Szwedzi w strachu. Co trzeci boi się terrorystów
Co trzeci mieszkaniec Szwecji obawia się zamachu terrorystycznego w swoim kraju - wynika z sondażu przeprowadzonego dwa tygodnie po atakach w Paryżu.
32 proc. ankietowanych uznało, że ryzyko ze strony ekstremistów jest "dość wysokie", a 4 proc., że nawet "bardzo wysokie". Toivo Sjörén z firmy TNS SIFO, która przeprowadzała badanie zwraca uwagę na istotną różnicę w podejściu do zagrożenia między zwolennikami szwedzkich partii politycznych.
- Wśród wyborców nacjonalistycznej partii Szwedzcy Demokraci (Sverigedemokraterna) aż 67 procent respondentów stwierdziło, że obawia się ataku.
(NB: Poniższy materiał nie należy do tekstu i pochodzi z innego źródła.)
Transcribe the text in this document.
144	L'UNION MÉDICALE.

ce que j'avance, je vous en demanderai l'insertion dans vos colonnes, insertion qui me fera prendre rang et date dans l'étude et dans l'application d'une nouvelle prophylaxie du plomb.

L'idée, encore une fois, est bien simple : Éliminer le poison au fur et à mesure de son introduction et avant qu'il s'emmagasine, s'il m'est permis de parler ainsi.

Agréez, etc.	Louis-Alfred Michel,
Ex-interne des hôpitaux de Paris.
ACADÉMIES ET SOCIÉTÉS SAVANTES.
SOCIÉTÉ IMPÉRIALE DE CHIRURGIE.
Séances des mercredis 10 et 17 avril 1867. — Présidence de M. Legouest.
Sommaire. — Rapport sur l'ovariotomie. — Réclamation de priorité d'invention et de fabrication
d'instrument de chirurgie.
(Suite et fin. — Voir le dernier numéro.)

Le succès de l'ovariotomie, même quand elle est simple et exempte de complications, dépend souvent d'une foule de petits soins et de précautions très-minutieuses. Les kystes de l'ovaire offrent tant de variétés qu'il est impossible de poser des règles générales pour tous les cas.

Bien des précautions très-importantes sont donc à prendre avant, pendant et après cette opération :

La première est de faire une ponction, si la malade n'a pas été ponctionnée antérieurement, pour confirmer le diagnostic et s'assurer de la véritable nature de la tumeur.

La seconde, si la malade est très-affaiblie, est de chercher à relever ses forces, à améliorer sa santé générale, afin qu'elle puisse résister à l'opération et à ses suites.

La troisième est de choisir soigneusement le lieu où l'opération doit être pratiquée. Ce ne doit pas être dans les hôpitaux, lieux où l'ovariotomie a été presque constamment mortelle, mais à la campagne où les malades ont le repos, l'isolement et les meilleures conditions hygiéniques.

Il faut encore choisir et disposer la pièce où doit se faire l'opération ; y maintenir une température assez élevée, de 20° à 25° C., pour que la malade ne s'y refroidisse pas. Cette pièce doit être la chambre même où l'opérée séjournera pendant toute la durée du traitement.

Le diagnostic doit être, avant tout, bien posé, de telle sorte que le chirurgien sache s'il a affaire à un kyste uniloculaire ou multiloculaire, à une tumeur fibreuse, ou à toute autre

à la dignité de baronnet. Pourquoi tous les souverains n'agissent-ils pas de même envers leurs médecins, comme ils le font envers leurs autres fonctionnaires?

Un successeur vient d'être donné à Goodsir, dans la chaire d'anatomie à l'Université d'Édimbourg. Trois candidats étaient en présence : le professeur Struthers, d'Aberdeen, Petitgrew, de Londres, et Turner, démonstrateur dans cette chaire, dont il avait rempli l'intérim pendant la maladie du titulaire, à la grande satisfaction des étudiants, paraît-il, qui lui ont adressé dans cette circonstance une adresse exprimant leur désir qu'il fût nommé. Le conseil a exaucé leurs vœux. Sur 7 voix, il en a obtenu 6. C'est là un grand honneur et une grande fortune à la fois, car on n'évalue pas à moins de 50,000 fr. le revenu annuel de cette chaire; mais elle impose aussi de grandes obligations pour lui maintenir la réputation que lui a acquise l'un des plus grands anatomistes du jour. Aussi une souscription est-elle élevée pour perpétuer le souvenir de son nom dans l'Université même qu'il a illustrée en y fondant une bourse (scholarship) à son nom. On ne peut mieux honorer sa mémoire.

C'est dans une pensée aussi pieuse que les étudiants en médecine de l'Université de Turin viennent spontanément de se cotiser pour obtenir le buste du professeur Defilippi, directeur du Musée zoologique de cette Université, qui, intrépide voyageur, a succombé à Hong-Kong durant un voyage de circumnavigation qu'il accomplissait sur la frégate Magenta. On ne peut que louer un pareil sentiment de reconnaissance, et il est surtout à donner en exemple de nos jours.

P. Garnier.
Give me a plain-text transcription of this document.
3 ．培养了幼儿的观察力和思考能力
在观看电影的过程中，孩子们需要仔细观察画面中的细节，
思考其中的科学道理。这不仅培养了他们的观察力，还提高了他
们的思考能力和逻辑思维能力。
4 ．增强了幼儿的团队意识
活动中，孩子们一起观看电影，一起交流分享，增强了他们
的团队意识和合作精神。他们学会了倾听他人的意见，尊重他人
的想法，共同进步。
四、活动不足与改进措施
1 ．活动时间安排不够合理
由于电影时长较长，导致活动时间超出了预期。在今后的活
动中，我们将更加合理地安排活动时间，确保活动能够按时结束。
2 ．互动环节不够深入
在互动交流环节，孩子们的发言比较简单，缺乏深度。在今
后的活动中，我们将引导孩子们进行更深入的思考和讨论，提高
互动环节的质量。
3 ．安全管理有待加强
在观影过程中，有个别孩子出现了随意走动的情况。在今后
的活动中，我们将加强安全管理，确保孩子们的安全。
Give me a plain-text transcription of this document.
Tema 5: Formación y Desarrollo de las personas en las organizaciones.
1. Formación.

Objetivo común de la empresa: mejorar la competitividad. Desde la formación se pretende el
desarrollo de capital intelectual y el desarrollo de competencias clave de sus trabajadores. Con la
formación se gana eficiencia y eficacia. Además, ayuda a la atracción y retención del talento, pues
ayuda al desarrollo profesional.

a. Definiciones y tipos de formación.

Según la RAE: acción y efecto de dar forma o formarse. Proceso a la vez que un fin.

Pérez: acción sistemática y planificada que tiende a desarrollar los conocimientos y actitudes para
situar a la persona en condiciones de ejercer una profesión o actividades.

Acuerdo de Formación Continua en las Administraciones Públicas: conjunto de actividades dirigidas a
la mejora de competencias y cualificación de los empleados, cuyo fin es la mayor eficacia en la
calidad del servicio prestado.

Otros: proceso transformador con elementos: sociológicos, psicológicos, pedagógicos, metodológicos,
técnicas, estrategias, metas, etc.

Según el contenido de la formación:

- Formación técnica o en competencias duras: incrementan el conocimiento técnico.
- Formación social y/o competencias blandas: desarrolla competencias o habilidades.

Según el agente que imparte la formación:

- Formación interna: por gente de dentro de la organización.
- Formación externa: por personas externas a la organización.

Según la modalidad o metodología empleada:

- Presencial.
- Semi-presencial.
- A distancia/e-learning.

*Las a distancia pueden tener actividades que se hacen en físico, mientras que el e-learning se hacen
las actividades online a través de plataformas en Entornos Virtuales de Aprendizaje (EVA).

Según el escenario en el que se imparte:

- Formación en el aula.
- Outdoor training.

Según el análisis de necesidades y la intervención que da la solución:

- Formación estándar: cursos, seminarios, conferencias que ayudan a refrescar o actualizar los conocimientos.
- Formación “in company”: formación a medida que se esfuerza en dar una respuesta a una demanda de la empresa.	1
To wynika prawdopodobnie z ich negatywnego stosunku do imigrantów - zauważa Sjörén.
Dodaje, że w przypadku osób o poglądach centroprawicowych obawy związane z terrorystami miało 42 proc. uczestników sondażu. Wśród wyborców partii socjaldemokratycznej oraz Zielonych takich osób było ok. 30 proc.
Po atakach we Francji i Belgii w Szwecji, podobnie jak w innych państwach Europy, trwa dyskusja nad skutecznymi sposobami zapobiegania zamachom. Podnoszony jest m.in. problem współpracy służb bezpieczeństwa z odpowiednikami w innych państwach. Szef MSW Anders Ygeman twierdzi, że nie przebiega ona poprawnie.